# Kicks in Shorin Ryu



## Yeti (Apr 26, 2006)

In Shorin-Ryu, particularly the Kobayashi branch, what is the rough breakdown of hand techniques to kicking techniques?  Is it 60/40, or is it more heavily proportioned to hands (open, fist, elbow, etc)?

Additionally, of the kicking techniques, are the majority of those low line (waist and below) or are there a lot of high kicks as well? 

Looking forward to hearing back.


----------



## Brandon Fisher (Apr 27, 2006)

The kicks are lower thats for sure but fast and powerful.  Looking at the training manual I have from a Shorinkan dojo there are more kicks but I could be wrong.


----------



## JPH (Apr 27, 2006)

There are several branches of Shorin ryu, but most all practice the same kata, as well as basic techniques. If you look for your answer in how the kata are performed, you will see that the most emphasis is placed on hand and arm technique.

The"old school" Okinawan Shorin ryu emphasized kicking from below the chest to the lower extremeties. More modern Shorin schools do practice more variety and higher kicking techniques.

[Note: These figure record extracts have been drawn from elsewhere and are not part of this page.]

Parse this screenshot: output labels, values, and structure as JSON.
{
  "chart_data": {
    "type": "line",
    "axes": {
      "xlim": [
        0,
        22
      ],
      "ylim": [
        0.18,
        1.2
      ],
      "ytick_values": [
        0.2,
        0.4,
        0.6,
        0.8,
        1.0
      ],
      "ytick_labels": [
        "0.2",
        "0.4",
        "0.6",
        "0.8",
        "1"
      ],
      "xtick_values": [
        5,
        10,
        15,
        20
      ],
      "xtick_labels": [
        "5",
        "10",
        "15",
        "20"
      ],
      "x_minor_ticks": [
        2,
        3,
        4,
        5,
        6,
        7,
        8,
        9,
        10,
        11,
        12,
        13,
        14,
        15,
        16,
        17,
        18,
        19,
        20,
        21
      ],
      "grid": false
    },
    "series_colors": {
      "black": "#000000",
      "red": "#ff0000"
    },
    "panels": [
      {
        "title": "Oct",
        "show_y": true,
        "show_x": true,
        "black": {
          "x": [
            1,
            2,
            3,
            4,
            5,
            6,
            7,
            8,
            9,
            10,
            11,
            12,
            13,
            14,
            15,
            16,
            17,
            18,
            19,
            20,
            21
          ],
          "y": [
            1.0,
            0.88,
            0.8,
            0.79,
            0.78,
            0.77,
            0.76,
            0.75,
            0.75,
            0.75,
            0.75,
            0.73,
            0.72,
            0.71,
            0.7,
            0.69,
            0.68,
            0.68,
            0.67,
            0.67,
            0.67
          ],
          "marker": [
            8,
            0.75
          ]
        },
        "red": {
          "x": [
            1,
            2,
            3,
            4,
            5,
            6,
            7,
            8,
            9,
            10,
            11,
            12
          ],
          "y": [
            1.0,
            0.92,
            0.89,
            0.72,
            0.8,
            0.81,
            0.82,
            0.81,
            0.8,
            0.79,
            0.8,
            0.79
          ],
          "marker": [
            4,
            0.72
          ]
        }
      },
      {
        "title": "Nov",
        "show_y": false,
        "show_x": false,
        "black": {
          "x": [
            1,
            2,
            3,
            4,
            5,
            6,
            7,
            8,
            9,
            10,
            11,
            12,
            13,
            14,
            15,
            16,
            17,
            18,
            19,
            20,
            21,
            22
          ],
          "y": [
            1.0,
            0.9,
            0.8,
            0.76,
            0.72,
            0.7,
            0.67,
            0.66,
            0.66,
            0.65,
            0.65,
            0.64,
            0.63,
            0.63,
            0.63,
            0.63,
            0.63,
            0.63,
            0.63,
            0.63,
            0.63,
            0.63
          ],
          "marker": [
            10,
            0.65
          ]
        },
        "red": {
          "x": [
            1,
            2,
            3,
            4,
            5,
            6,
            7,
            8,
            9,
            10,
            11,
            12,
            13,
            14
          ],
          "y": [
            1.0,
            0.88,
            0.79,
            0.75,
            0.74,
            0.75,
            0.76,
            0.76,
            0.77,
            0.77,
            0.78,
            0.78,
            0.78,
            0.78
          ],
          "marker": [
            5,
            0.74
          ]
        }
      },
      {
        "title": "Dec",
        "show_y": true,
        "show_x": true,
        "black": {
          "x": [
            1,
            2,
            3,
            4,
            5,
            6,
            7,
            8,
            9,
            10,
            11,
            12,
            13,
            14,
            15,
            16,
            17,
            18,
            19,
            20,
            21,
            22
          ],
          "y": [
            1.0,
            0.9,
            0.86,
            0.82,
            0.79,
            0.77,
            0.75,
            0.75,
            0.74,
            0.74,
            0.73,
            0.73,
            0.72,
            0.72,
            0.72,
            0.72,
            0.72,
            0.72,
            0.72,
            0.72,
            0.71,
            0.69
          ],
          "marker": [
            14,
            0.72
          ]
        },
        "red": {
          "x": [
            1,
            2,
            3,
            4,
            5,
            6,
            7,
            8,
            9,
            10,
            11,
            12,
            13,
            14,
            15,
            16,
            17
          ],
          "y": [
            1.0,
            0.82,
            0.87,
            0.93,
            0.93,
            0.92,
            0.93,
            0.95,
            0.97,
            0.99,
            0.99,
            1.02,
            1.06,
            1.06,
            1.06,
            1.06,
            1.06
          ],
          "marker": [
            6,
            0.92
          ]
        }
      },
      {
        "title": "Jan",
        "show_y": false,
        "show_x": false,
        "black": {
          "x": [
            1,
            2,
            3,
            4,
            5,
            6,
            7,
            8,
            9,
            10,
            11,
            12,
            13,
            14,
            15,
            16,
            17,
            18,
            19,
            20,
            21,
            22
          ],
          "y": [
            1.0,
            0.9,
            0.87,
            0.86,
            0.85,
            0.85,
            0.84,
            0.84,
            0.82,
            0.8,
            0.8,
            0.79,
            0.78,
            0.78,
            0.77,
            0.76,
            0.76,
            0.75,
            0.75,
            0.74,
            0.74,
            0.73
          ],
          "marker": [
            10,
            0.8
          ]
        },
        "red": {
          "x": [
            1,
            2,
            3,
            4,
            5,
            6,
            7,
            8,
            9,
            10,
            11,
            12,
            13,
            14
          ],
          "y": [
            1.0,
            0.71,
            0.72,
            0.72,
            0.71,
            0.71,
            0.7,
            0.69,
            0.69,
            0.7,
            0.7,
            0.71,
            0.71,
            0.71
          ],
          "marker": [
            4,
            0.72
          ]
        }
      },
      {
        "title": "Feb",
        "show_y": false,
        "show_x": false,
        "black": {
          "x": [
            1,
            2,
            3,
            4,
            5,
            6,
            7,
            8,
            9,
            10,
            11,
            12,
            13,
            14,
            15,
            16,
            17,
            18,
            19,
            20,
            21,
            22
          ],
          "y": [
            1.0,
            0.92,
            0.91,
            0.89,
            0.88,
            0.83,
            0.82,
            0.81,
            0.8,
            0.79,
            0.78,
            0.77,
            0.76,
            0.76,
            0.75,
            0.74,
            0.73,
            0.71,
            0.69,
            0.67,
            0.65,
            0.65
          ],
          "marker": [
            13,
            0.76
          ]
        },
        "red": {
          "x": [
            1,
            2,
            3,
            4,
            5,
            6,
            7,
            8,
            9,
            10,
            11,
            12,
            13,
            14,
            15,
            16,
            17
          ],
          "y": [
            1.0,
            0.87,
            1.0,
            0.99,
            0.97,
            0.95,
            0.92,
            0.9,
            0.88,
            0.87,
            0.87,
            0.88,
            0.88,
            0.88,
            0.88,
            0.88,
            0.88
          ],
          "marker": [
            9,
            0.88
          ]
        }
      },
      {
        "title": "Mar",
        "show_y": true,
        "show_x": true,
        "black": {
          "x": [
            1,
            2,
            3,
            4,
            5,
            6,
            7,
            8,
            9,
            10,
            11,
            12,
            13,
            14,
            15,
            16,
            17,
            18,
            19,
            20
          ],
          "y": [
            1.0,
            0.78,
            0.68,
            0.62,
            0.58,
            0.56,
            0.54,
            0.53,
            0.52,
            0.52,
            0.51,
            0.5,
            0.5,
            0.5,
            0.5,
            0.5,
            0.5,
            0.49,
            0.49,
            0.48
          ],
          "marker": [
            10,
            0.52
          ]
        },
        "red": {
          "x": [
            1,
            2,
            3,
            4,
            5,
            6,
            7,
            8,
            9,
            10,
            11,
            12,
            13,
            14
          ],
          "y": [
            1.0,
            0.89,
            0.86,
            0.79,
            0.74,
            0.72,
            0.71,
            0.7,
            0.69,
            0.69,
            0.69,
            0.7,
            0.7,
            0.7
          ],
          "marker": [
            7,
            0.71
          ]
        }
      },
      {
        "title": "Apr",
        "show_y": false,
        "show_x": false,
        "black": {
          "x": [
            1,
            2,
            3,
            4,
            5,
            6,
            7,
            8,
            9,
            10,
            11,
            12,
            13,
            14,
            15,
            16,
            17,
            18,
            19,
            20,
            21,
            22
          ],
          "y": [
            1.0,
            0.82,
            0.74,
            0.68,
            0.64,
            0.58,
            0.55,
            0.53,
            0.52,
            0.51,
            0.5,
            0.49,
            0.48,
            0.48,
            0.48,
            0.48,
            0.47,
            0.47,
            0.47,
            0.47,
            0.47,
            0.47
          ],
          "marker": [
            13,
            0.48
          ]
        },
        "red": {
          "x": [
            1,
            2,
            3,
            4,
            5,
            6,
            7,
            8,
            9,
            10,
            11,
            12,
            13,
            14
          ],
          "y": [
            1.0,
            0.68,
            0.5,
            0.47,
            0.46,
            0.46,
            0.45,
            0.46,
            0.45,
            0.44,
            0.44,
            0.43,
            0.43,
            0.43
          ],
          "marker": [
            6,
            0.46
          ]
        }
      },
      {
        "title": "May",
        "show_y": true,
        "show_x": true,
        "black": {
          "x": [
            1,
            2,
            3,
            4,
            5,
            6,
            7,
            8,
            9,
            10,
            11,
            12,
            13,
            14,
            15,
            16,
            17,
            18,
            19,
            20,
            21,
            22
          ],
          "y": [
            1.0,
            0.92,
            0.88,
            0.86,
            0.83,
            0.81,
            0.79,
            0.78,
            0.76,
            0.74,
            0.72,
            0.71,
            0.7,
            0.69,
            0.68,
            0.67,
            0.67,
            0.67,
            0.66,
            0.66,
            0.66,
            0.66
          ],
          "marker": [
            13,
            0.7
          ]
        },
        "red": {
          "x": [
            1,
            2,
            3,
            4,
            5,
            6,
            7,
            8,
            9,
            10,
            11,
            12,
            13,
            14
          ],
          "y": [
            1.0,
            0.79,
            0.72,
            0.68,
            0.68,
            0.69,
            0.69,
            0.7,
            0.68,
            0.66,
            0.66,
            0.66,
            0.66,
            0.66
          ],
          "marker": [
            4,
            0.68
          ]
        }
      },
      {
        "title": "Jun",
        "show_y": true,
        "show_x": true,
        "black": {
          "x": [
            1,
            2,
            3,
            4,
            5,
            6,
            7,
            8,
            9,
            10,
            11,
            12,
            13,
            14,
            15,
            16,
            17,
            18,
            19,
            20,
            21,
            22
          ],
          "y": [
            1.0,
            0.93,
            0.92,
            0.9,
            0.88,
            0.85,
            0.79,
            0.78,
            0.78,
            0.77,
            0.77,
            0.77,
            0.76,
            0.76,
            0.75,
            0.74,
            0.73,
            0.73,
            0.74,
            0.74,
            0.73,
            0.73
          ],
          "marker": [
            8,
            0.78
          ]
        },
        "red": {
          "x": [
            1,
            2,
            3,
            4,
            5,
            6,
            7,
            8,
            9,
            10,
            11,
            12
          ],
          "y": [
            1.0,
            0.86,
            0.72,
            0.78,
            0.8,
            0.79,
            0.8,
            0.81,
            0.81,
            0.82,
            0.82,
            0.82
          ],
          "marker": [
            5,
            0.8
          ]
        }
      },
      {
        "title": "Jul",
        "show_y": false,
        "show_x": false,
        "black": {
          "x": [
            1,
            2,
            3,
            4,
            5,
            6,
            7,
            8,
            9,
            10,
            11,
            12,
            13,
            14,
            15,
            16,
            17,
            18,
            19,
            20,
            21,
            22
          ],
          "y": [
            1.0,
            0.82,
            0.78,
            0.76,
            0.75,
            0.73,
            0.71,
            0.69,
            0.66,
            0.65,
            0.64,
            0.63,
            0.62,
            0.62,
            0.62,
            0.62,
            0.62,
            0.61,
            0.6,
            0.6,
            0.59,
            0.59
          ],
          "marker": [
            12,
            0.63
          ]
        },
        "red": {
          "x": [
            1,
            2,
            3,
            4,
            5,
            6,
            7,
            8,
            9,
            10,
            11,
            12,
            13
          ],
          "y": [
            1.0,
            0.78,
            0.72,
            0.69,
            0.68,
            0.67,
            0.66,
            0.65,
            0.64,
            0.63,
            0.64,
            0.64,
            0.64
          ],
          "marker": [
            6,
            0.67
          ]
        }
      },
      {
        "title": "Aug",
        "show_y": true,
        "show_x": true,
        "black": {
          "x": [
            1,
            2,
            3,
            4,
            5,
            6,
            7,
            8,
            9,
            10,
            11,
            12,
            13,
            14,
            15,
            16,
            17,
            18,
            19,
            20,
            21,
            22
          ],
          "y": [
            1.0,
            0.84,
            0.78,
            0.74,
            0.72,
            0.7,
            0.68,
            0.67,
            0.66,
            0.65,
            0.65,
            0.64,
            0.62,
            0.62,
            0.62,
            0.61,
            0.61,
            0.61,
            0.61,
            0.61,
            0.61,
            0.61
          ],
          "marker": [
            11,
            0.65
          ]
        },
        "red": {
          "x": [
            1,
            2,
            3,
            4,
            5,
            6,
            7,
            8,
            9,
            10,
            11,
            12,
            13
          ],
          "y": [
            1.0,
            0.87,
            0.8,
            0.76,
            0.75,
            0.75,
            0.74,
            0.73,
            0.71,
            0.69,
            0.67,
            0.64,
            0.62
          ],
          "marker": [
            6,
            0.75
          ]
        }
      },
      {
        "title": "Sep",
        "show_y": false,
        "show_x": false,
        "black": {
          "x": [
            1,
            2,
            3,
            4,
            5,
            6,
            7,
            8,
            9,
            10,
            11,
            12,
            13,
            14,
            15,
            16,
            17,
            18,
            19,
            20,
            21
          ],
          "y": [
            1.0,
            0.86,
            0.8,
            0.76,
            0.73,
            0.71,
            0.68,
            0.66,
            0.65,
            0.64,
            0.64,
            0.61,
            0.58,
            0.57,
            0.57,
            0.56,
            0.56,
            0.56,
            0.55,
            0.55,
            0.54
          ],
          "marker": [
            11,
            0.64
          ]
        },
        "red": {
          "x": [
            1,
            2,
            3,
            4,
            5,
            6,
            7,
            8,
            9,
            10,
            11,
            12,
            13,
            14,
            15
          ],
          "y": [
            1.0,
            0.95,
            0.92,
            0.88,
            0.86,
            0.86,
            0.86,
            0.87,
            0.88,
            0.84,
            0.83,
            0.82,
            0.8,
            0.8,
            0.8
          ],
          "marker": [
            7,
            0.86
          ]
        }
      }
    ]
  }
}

So, as much as the type of training will vary, so will the use, by the practitioner, of the techniques that are taught. You will commonly find fighters who will employ more kicking techniques than hand techniques, as well as the other way around.

John


----------



## Yeti (Apr 27, 2006)

JPH said:
			
		

> There are several branches of Shorin ryu, but most all practice the same kata, as well as basic techniques. If you look for your answer in how the kata are performed, you will see that the most emphasis is placed on hand and arm technique.
> 
> The"old school" Okinawan Shorin ryu emphasized kicking from below the chest to the lower extremeties. More modern Shorin schools do practice more variety and higher kicking techniques.
> 
> ...


 
Thanks John. That was a great explanation.


----------



## chinto (May 27, 2007)

Yeti said:


> In Shorin-Ryu, particularly the Kobayashi branch, what is the rough breakdown of hand techniques to kicking techniques? Is it 60/40, or is it more heavily proportioned to hands (open, fist, elbow, etc)?
> 
> Additionally, of the kicking techniques, are the majority of those low line (waist and below) or are there a lot of high kicks as well?
> 
> Looking forward to hearing back.


 
I would say it is 60 to 65% hand techniques or maybe a little more, and the kicks are low line below the waist. groin or pubic sinthisis is as high as you ever would kick. if you want to kick him in the head, lower his head and then kick it. (that is at least my perspective and im from a diferent branch the kobayashi. but, they are very similer in that respect.)


----------